La Fédération d’escrime du Québec affirme que les femmes ne sont pas discriminées dans la spécialité du sabre.

La Fédération se défend de faire de la discrimination

Trois-Rivières — Au lendemain de la publication d’un reportage au sujet d’une jeune escrimeuse de la Mauricie qui ne peut prendre part à l’épreuve du sabre à la prochaine Finale des Jeux du Québec, car cette discipline est réservée aux garçons, la Fédération d’escrime du Québec se défend de faire de la discrimination basée sur le sexe.

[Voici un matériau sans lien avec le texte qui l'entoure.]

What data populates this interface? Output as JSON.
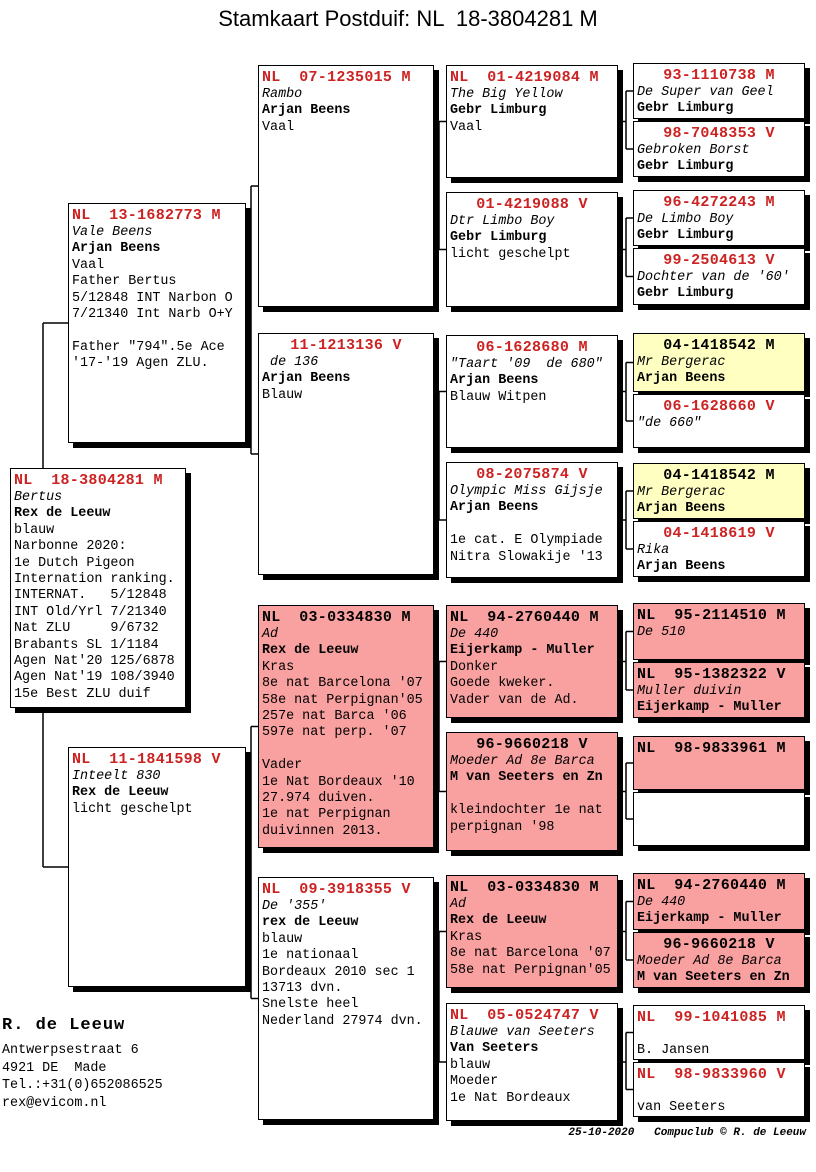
{
  "title": "Stamkaart Postduif: NL  18-3804281 M",
  "colors": {
    "header_red": "#CC2222",
    "box_pink": "#F9A0A0",
    "box_yellow": "#FFFFC2",
    "line_black": "#000000"
  },
  "owner": {
    "name": "R. de Leeuw",
    "address1": "Antwerpsestraat 6",
    "address2": "4921 DE  Made",
    "phone": "Tel.:+31(0)652086525",
    "email": "rex@evicom.nl"
  },
  "footer": {
    "date": "25-10-2020",
    "credit": "Compuclub © R. de Leeuw"
  },
  "boxes": [
    {
      "id": "g1",
      "header": "NL  18-3804281 M",
      "hc": "red",
      "bg": "white",
      "lines": [
        [
          "i",
          "Bertus"
        ],
        [
          "b",
          "Rex de Leeuw"
        ],
        [
          "n",
          "blauw"
        ],
        [
          "n",
          "Narbonne 2020:"
        ],
        [
          "n",
          "1e Dutch Pigeon"
        ],
        [
          "n",
          "Internation ranking."
        ],
        [
          "n",
          "INTERNAT.   5/12848"
        ],
        [
          "n",
          "INT Old/Yrl 7/21340"
        ],
        [
          "n",
          "Nat ZLU     9/6732"
        ],
        [
          "n",
          "Brabants SL 1/1184"
        ],
        [
          "n",
          "Agen Nat'20 125/6878"
        ],
        [
          "n",
          "Agen Nat'19 108/3940"
        ],
        [
          "n",
          "15e Best ZLU duif"
        ]
      ]
    },
    {
      "id": "g2a",
      "header": "NL  13-1682773 M",
      "hc": "red",
      "bg": "white",
      "lines": [
        [
          "i",
          "Vale Beens"
        ],
        [
          "b",
          "Arjan Beens"
        ],
        [
          "n",
          "Vaal"
        ],
        [
          "n",
          "Father Bertus"
        ],
        [
          "n",
          "5/12848 INT Narbon O"
        ],
        [
          "n",
          "7/21340 Int Narb O+Y"
        ],
        [
          "n",
          ""
        ],
        [
          "n",
          "Father \"794\".5e Ace"
        ],
        [
          "n",
          "'17-'19 Agen ZLU."
        ]
      ]
    },
    {
      "id": "g2b",
      "header": "NL  11-1841598 V",
      "hc": "red",
      "bg": "white",
      "lines": [
        [
          "i",
          "Inteelt 830"
        ],
        [
          "b",
          "Rex de Leeuw"
        ],
        [
          "n",
          "licht geschelpt"
        ]
      ]
    },
    {
      "id": "g3a",
      "header": "NL  07-1235015 M",
      "hc": "red",
      "bg": "white",
      "lines": [
        [
          "i",
          "Rambo"
        ],
        [
          "b",
          "Arjan Beens"
        ],
        [
          "n",
          "Vaal"
        ]
      ]
    },
    {
      "id": "g3b",
      "header": "    11-1213136 V",
      "hc": "red",
      "bg": "white",
      "lines": [
        [
          "i",
          " de 136"
        ],
        [
          "b",
          "Arjan Beens"
        ],
        [
          "n",
          "Blauw"
        ]
      ]
    },
    {
      "id": "g3c",
      "header": "NL  03-0334830 M",
      "hc": "black",
      "bg": "pink",
      "lines": [
        [
          "i",
          "Ad"
        ],
        [
          "b",
          "Rex de Leeuw"
        ],
        [
          "n",
          "Kras"
        ],
        [
          "n",
          "8e nat Barcelona '07"
        ],
        [
          "n",
          "58e nat Perpignan'05"
        ],
        [
          "n",
          "257e nat Barca '06"
        ],
        [
          "n",
          "597e nat perp. '07"
        ],
        [
          "n",
          ""
        ],
        [
          "n",
          "Vader"
        ],
        [
          "n",
          "1e Nat Bordeaux '10"
        ],
        [
          "n",
          "27.974 duiven."
        ],
        [
          "n",
          "1e nat Perpignan"
        ],
        [
          "n",
          "duivinnen 2013."
        ]
      ]
    },
    {
      "id": "g3d",
      "header": "NL  09-3918355 V",
      "hc": "red",
      "bg": "white",
      "lines": [
        [
          "i",
          "De '355'"
        ],
        [
          "b",
          "rex de Leeuw"
        ],
        [
          "n",
          "blauw"
        ],
        [
          "n",
          "1e nationaal"
        ],
        [
          "n",
          "Bordeaux 2010 sec 1"
        ],
        [
          "n",
          "13713 dvn."
        ],
        [
          "n",
          "Snelste heel"
        ],
        [
          "n",
          "Nederland 27974 dvn."
        ]
      ]
    },
    {
      "id": "g4a",
      "header": "NL  01-4219084 M",
      "hc": "red",
      "bg": "white",
      "lines": [
        [
          "i",
          "The Big Yellow"
        ],
        [
          "b",
          "Gebr Limburg"
        ],
        [
          "n",
          "Vaal"
        ]
      ]
    },
    {
      "id": "g4b",
      "header": "    01-4219088 V",
      "hc": "red",
      "bg": "white",
      "lines": [
        [
          "i",
          "Dtr Limbo Boy"
        ],
        [
          "b",
          "Gebr Limburg"
        ],
        [
          "n",
          "licht geschelpt"
        ]
      ]
    },
    {
      "id": "g4c",
      "header": "   06-1628680 M",
      "hc": "red",
      "bg": "white",
      "lines": [
        [
          "i",
          "\"Taart '09  de 680\""
        ],
        [
          "b",
          "Arjan Beens"
        ],
        [
          "n",
          "Blauw Witpen"
        ]
      ]
    },
    {
      "id": "g4d",
      "header": "   08-2075874 V",
      "hc": "red",
      "bg": "white",
      "lines": [
        [
          "i",
          "Olympic Miss Gijsje"
        ],
        [
          "b",
          "Arjan Beens"
        ],
        [
          "n",
          ""
        ],
        [
          "n",
          "1e cat. E Olympiade"
        ],
        [
          "n",
          "Nitra Slowakije '13"
        ]
      ]
    },
    {
      "id": "g4e",
      "header": "NL  94-2760440 M",
      "hc": "black",
      "bg": "pink",
      "lines": [
        [
          "i",
          "De 440"
        ],
        [
          "b",
          "Eijerkamp - Muller"
        ],
        [
          "n",
          "Donker"
        ],
        [
          "n",
          "Goede kweker."
        ],
        [
          "n",
          "Vader van de Ad."
        ]
      ]
    },
    {
      "id": "g4f",
      "header": "    96-9660218 V",
      "hc": "black",
      "bg": "pink",
      "lines": [
        [
          "i",
          "Moeder Ad 8e Barca"
        ],
        [
          "b",
          "M van Seeters en Zn"
        ],
        [
          "n",
          ""
        ],
        [
          "n",
          "kleindochter 1e nat"
        ],
        [
          "n",
          "perpignan '98"
        ]
      ]
    },
    {
      "id": "g4g",
      "header": "NL  03-0334830 M",
      "hc": "black",
      "bg": "pink",
      "lines": [
        [
          "i",
          "Ad"
        ],
        [
          "b",
          "Rex de Leeuw"
        ],
        [
          "n",
          "Kras"
        ],
        [
          "n",
          "8e nat Barcelona '07"
        ],
        [
          "n",
          "58e nat Perpignan'05"
        ]
      ]
    },
    {
      "id": "g4h",
      "header": "NL  05-0524747 V",
      "hc": "red",
      "bg": "white",
      "lines": [
        [
          "i",
          "Blauwe van Seeters"
        ],
        [
          "b",
          "Van Seeters"
        ],
        [
          "n",
          "blauw"
        ],
        [
          "n",
          "Moeder"
        ],
        [
          "n",
          "1e Nat Bordeaux"
        ]
      ]
    },
    {
      "id": "g5a",
      "header": "   93-1110738 M",
      "hc": "red",
      "bg": "white",
      "lines": [
        [
          "i",
          "De Super van Geel"
        ],
        [
          "b",
          "Gebr Limburg"
        ]
      ]
    },
    {
      "id": "g5b",
      "header": "   98-7048353 V",
      "hc": "red",
      "bg": "white",
      "lines": [
        [
          "i",
          "Gebroken Borst"
        ],
        [
          "b",
          "Gebr Limburg"
        ]
      ]
    },
    {
      "id": "g5c",
      "header": "   96-4272243 M",
      "hc": "red",
      "bg": "white",
      "lines": [
        [
          "i",
          "De Limbo Boy"
        ],
        [
          "b",
          "Gebr Limburg"
        ]
      ]
    },
    {
      "id": "g5d",
      "header": "   99-2504613 V",
      "hc": "red",
      "bg": "white",
      "lines": [
        [
          "i",
          "Dochter van de '60'"
        ],
        [
          "b",
          "Gebr Limburg"
        ]
      ]
    },
    {
      "id": "g5e",
      "header": "   04-1418542 M",
      "hc": "black",
      "bg": "yellow",
      "lines": [
        [
          "i",
          "Mr Bergerac"
        ],
        [
          "b",
          "Arjan Beens"
        ]
      ]
    },
    {
      "id": "g5f",
      "header": "   06-1628660 V",
      "hc": "red",
      "bg": "white",
      "lines": [
        [
          "i",
          "\"de 660\""
        ]
      ]
    },
    {
      "id": "g5g",
      "header": "   04-1418542 M",
      "hc": "black",
      "bg": "yellow",
      "lines": [
        [
          "i",
          "Mr Bergerac"
        ],
        [
          "b",
          "Arjan Beens"
        ]
      ]
    },
    {
      "id": "g5h",
      "header": "   04-1418619 V",
      "hc": "red",
      "bg": "white",
      "lines": [
        [
          "i",
          "Rika"
        ],
        [
          "b",
          "Arjan Beens"
        ]
      ]
    },
    {
      "id": "g5i",
      "header": "NL  95-2114510 M",
      "hc": "black",
      "bg": "pink",
      "lines": [
        [
          "i",
          "De 510"
        ]
      ]
    },
    {
      "id": "g5j",
      "header": "NL  95-1382322 V",
      "hc": "black",
      "bg": "pink",
      "lines": [
        [
          "i",
          "Muller duivin"
        ],
        [
          "b",
          "Eijerkamp - Muller"
        ]
      ]
    },
    {
      "id": "g5k",
      "header": "NL  98-9833961 M",
      "hc": "black",
      "bg": "pink",
      "lines": []
    },
    {
      "id": "g5l",
      "header": "",
      "hc": "black",
      "bg": "white",
      "lines": []
    },
    {
      "id": "g5m",
      "header": "NL  94-2760440 M",
      "hc": "black",
      "bg": "pink",
      "lines": [
        [
          "i",
          "De 440"
        ],
        [
          "b",
          "Eijerkamp - Muller"
        ]
      ]
    },
    {
      "id": "g5n",
      "header": "    96-9660218 V",
      "hc": "black",
      "bg": "pink",
      "lines": [
        [
          "i",
          "Moeder Ad 8e Barca"
        ],
        [
          "b",
          "M van Seeters en Zn"
        ]
      ]
    },
    {
      "id": "g5o",
      "header": "NL  99-1041085 M",
      "hc": "red",
      "bg": "white",
      "lines": [
        [
          "n",
          ""
        ],
        [
          "n",
          "B. Jansen"
        ]
      ]
    },
    {
      "id": "g5p",
      "header": "NL  98-9833960 V",
      "hc": "red",
      "bg": "white",
      "lines": [
        [
          "n",
          ""
        ],
        [
          "n",
          "van Seeters"
        ]
      ]
    }
  ]
}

L’absence d’une catégorie féminine en sabre aux Jeux du Québec s’explique, soutient la fédération, par le manque de pratiquante de cette discipline dans la plupart des régions du Québec.

«Dans toutes les catégories, le sabre féminin a sa place à part entière dans les compétitions de notre fédération», lance d’emblée Dominique Teisseire, directeur technique à la Fédération d’escrime du Québec, qui réagissait à la suite du reportage sur le souhait de Léa-Marie Vincent, une jeune escrimeuse de 12 ans, de prendre part aux Jeux du Québec en sabre.

Présenté pour la première fois aux Jeux olympiques de Beijing en 2008, le sabre féminin avait même été intégré il y a six ans à une finale des Jeux du Québec. «Le sabre féminin n’est toutefois pas développé dans toutes les régions du Québec. Ce qui fait que l’année où on l’a intégré aux Jeux du Québec, l’escrime est sortie des jeux l’année suivante. Et c’est en raison du sabre féminin, car nous ne remplissions pas nos quotas», précise Dominique Teisseire.

«Il y a fallu faire des pieds et des mains avec SportsQuébec pour que l’escrime soit réintégrée dans les Jeux du Québec. Ç’a été fait, mais il a fallu retirer momentanément le sabre féminin en attendant que cette spécialité se développe dans plusieurs régions.»

Conscient que cette réalité brime le développement vers l’excellence de jeunes sabreuses du Québec, le directeur technique de la Fédération d’escrime du Québec affirme que l’objectif est de réintégrer cette discipline aux Jeux du Québec. En attendant que les quotas de SportsQuébec soient atteints, les filles peuvent toujours compétitionner en fleuret et en épée.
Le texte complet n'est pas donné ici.